By Shereen Lehman
(Reuters Health) – Walking a dog and spending time with grandchildren keep people with impaired lung function more active than their peers who don’t have these outlets, researchers say.
Staying physically active is important for people with chronic obstructive pulmonary disease (COPD), and finding things that motivate patients to move “is central to tailoring physical activity recommendations” and planning interventions, the authors write in Thorax.
The effect of physical activity is "very consistent . . . regardless of subjects’ characteristics, geography, and methods to measure activity,” she said by email.
Garcia-Aymerich and her colleagues analyzed data on 410 COPD patients living in Barcelona and four other seaside cities in the Spanish province of Catalonia. Participants answered questions about their daily activities, marital and working status, health conditions and how their health affects their quality of life.
Researchers also used participants’ addresses to determine if they lived within a 15-minute walk of green spaces like parks, or blue spaces like the ocean, lakes or rivers.
For one week, participants wore activity trackers that allowed researchers to tally their physical activity and its intensity.
About 85 percent of the participants were men, 69 years old on average. Nine percent had mild COPD, 53 percent had moderate disease, 31 percent had severe COPD and 7 percent had very severe COPD.
About 12 percent of participants reported walking their dog and about 38 percent said they cared for their grandchildren. Half of them lived near green or blue spaces.
The week of activity tracking showed that participants spent an average of three hours each day being active, about half of that moderately intense.
Participants who walked their dogs were active about 18 minutes more each day than those who didn’t walk a dog. And people who took care of their grandkids were active an average of 9 minutes more each day than those who didn’t.
Nearness to green or blue space did not seem to influence activity levels.
“Walking the dog and playing with grandchildren relates to better health, specifically higher levels of physical activity, even in subjects with moderate-severe respiratory disease,” Garcia-Aymerich said.
“One challenge about observational studies such as this is that we don’t know if people with COPD who chose to have (and walk) dogs or be involved in grandparenting are different in difficult-to-measure ways from those that don’t do these things,” said Dr. William Ehlenbach, a pulmonologist with the University of Wisconsin School of Medicine and Public Health in Madison who wasn’t involved in the study.
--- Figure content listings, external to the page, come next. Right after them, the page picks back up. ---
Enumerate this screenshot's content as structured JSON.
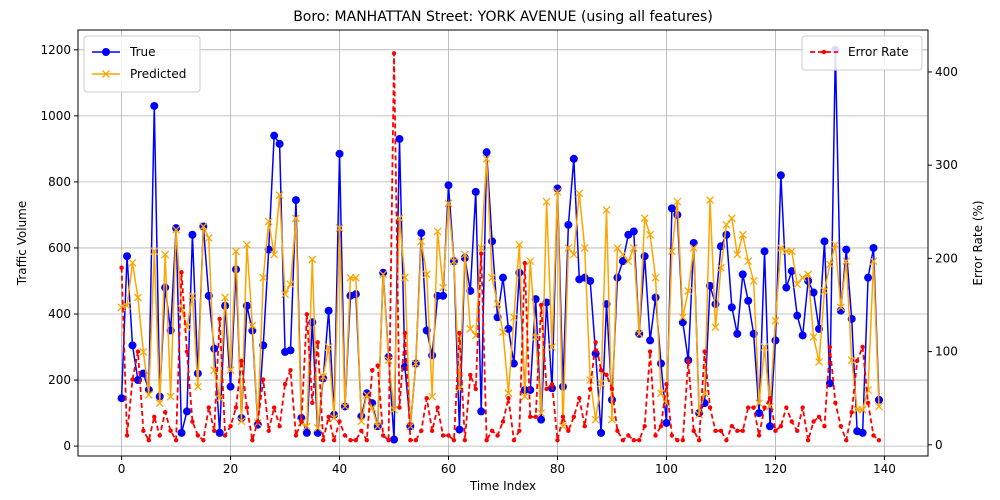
{
  "chart_data": {
    "type": "line",
    "title": "Boro: MANHATTAN Street: YORK AVENUE (using all features)",
    "xlabel": "Time Index",
    "ylabel": "Traffic Volume",
    "ylabel_right": "Error Rate (%)",
    "xlim": [
      -8,
      148
    ],
    "ylim": [
      -30,
      1260
    ],
    "ylim_right": [
      -12,
      445
    ],
    "xticks": [
      0,
      20,
      40,
      60,
      80,
      100,
      120,
      140
    ],
    "yticks": [
      0,
      200,
      400,
      600,
      800,
      1000,
      1200
    ],
    "yticks_right": [
      0,
      100,
      200,
      300,
      400
    ],
    "grid": true,
    "legend_left": "upper-left",
    "legend_right": "upper-right",
    "series": [
      {
        "name": "True",
        "axis": "left",
        "color": "#0000ff",
        "marker": "circle",
        "linestyle": "solid",
        "values": [
          145,
          575,
          305,
          200,
          220,
          170,
          1030,
          150,
          480,
          350,
          660,
          40,
          105,
          640,
          220,
          665,
          455,
          295,
          40,
          425,
          180,
          535,
          85,
          425,
          350,
          65,
          305,
          595,
          940,
          915,
          285,
          290,
          745,
          85,
          40,
          375,
          40,
          205,
          410,
          95,
          885,
          120,
          455,
          460,
          90,
          160,
          130,
          60,
          525,
          270,
          20,
          930,
          240,
          60,
          250,
          645,
          350,
          275,
          455,
          455,
          790,
          560,
          50,
          570,
          470,
          770,
          105,
          890,
          620,
          390,
          510,
          355,
          250,
          525,
          170,
          170,
          445,
          80,
          435,
          175,
          780,
          180,
          670,
          870,
          505,
          510,
          500,
          280,
          40,
          430,
          140,
          510,
          560,
          640,
          650,
          340,
          575,
          320,
          450,
          250,
          70,
          720,
          700,
          375,
          260,
          615,
          100,
          130,
          485,
          430,
          605,
          640,
          420,
          340,
          520,
          440,
          340,
          100,
          590,
          60,
          320,
          820,
          480,
          530,
          395,
          335,
          500,
          465,
          355,
          620,
          190,
          1200,
          410,
          595,
          385,
          45,
          40,
          510,
          600,
          140
        ]
      },
      {
        "name": "Predicted",
        "axis": "left",
        "color": "#ffa500",
        "marker": "x",
        "linestyle": "solid",
        "values": [
          420,
          425,
          555,
          450,
          285,
          155,
          590,
          130,
          580,
          150,
          655,
          415,
          360,
          455,
          180,
          665,
          630,
          230,
          145,
          450,
          230,
          590,
          75,
          610,
          365,
          70,
          510,
          680,
          580,
          760,
          460,
          490,
          690,
          70,
          60,
          565,
          55,
          210,
          300,
          85,
          660,
          120,
          510,
          510,
          75,
          155,
          115,
          60,
          520,
          260,
          110,
          690,
          510,
          60,
          250,
          620,
          520,
          150,
          650,
          480,
          735,
          560,
          175,
          580,
          355,
          335,
          600,
          870,
          510,
          430,
          345,
          160,
          390,
          610,
          150,
          560,
          330,
          100,
          740,
          300,
          770,
          60,
          600,
          580,
          765,
          600,
          200,
          80,
          190,
          715,
          80,
          600,
          580,
          560,
          600,
          340,
          690,
          640,
          510,
          160,
          130,
          590,
          740,
          390,
          470,
          600,
          95,
          160,
          745,
          360,
          540,
          670,
          690,
          580,
          640,
          560,
          500,
          130,
          300,
          120,
          380,
          600,
          590,
          590,
          490,
          510,
          520,
          330,
          255,
          470,
          550,
          610,
          420,
          560,
          260,
          110,
          110,
          170,
          560,
          120
        ]
      },
      {
        "name": "Error Rate",
        "axis": "right",
        "color": "#ff0000",
        "marker": "dot",
        "linestyle": "dashed",
        "values": [
          190,
          10,
          70,
          100,
          15,
          5,
          30,
          10,
          35,
          15,
          5,
          185,
          100,
          25,
          10,
          5,
          40,
          15,
          135,
          10,
          20,
          40,
          90,
          40,
          5,
          25,
          70,
          15,
          40,
          20,
          65,
          80,
          10,
          25,
          140,
          45,
          110,
          5,
          30,
          5,
          25,
          10,
          5,
          5,
          15,
          5,
          80,
          85,
          10,
          5,
          420,
          40,
          120,
          5,
          5,
          15,
          50,
          15,
          40,
          10,
          10,
          5,
          120,
          5,
          75,
          60,
          205,
          5,
          15,
          10,
          25,
          50,
          5,
          15,
          195,
          30,
          30,
          150,
          60,
          65,
          5,
          30,
          15,
          30,
          50,
          20,
          60,
          110,
          80,
          75,
          60,
          15,
          5,
          10,
          5,
          5,
          20,
          100,
          10,
          20,
          65,
          10,
          5,
          5,
          90,
          15,
          5,
          100,
          40,
          15,
          15,
          5,
          20,
          15,
          15,
          40,
          40,
          10,
          40,
          50,
          15,
          20,
          40,
          25,
          15,
          40,
          5,
          25,
          30,
          20,
          105,
          45,
          20,
          5,
          35,
          90,
          105,
          45,
          10,
          5
        ]
      }
    ]
  }
}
Patients with COPD who are not physically active are much more likely to develop progressive activity limitation than those with similar severity of disease who are active, he added.
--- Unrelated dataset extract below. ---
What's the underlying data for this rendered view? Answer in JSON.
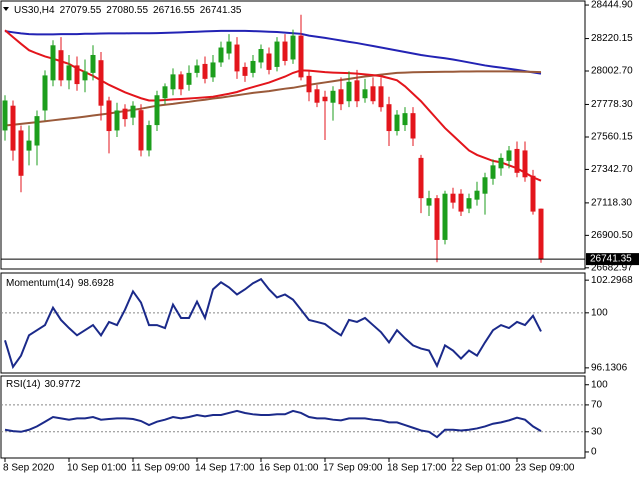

“Muscle weakness can become a significant problem in patients with COPD and contributes to disability in these patients. With COPD, the adage ‘move it or lose it’ really seems to be true,” Ehlenbach told Reuters Health by email.
He found it interesting that proximity to green space was not associated with increased physical activity and added that it’s hard to translate these findings into specific recommendations since some people don’t have grandkids or like dogs.
“In general, I try to encourage my patients not to let fear or anxiety associated with shortness of breath prevent them from being active. I also encourage going for walks outdoors (weather permitting) or walk in a store or shopping center; even short walks at a slow pace are beneficial,” he said.